I have no idea why I said that. There was so much more I should have told him. Confessed everything, each awful thing I’d ever done, so he’d know what a monster I was, that I was a mother-murderer and a brother-betrayer. But no, I went with something easy and simple that didn’t hurt, that wouldn’t make him want to leave.
“Good. That’s good,” he said. “It means everything...it’s going to be okay.” He stroked my hair gently. “Living with your big brother isn’t so bad. It’s actually been better for me since I have.

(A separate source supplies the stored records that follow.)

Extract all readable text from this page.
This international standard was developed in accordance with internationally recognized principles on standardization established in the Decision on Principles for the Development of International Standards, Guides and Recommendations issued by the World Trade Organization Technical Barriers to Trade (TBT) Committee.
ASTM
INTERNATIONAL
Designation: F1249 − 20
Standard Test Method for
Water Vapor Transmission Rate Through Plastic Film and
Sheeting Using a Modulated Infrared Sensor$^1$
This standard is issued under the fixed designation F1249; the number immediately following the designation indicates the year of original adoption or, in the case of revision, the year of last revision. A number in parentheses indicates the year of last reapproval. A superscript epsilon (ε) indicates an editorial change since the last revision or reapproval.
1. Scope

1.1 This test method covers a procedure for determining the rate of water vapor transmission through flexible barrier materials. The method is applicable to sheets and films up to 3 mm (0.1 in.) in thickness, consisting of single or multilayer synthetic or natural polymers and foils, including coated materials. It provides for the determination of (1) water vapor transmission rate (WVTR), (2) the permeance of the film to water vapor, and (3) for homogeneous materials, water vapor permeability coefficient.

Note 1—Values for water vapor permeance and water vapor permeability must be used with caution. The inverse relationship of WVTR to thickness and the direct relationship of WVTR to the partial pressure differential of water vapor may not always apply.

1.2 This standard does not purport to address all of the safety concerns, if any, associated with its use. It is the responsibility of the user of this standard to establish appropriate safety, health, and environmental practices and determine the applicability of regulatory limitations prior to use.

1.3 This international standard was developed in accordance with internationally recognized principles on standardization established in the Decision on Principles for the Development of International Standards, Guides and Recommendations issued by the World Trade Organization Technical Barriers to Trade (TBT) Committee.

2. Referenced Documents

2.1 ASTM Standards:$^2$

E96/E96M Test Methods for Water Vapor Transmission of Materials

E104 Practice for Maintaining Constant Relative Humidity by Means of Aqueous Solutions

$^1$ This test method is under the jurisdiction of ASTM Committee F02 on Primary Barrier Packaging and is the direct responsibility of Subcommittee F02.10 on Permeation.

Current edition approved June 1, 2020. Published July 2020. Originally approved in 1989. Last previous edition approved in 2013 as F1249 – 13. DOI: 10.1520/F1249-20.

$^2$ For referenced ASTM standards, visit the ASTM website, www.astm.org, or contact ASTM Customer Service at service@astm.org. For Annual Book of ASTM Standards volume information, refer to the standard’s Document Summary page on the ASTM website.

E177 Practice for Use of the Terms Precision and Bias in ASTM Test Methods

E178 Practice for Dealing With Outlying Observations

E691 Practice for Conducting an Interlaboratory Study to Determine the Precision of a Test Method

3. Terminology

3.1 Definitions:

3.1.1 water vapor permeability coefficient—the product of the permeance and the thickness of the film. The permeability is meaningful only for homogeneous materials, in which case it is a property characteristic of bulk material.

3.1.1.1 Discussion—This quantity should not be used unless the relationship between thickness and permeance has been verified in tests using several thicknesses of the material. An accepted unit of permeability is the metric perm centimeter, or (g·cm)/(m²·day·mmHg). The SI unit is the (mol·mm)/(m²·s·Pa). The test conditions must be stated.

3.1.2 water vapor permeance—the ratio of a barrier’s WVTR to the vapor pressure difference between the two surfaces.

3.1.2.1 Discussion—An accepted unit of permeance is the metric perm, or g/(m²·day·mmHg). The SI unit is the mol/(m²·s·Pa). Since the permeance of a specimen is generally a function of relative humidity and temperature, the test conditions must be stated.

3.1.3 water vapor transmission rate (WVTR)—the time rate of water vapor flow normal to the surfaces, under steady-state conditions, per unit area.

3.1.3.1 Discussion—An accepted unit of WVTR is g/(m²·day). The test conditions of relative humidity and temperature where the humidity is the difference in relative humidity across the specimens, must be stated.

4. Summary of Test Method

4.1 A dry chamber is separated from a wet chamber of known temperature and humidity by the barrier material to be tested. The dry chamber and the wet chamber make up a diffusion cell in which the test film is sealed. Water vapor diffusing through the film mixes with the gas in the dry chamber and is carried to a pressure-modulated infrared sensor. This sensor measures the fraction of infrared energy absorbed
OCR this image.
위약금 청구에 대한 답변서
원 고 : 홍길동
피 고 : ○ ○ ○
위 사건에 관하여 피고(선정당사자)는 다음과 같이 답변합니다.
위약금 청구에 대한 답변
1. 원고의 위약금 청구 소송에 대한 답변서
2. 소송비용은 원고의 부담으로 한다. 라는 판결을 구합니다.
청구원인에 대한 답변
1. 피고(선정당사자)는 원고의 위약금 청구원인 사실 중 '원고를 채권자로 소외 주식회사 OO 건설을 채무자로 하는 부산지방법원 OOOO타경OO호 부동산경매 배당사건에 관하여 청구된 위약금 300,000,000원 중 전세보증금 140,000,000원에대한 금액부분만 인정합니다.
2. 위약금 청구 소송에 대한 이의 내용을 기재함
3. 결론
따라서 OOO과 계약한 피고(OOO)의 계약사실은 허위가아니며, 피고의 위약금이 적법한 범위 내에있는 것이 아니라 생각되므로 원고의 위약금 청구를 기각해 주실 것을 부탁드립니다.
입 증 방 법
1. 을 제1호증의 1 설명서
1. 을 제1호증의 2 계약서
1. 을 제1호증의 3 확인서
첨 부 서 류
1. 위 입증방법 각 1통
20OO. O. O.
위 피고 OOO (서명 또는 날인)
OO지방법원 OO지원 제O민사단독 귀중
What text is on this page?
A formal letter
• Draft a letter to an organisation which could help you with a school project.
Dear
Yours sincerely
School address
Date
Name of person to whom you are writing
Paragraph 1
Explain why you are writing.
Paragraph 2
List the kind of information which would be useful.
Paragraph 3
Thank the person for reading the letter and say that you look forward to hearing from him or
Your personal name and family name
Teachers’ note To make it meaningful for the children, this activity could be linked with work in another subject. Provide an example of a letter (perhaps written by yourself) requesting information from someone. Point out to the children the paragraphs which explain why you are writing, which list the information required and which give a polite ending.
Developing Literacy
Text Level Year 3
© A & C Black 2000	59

You’ll see.”
I grabbed hold of his shirtsleeve and squeezed it tight. “Please...don’t...leave me.”
“I’m not going anywhere,” he assured me. “I’m staying right here with you.”
“But I don’t want to stay here right now either,” I whispered. “I have to...I want to escape all this.” I wasn’t sure what I could escape, but Brandt seemed to understand anyway.
“Okay,” he murmured. “It’s okay. I’ll see to it. You don’t have to stay here. Don’t worry.”
So I closed my eyes and believed him.
A couple minutes later, he stood, kissed my forehead and left the room, saying he’d be right back.
An hour after that, I was going home with him and his family, and the relief made me cry some more.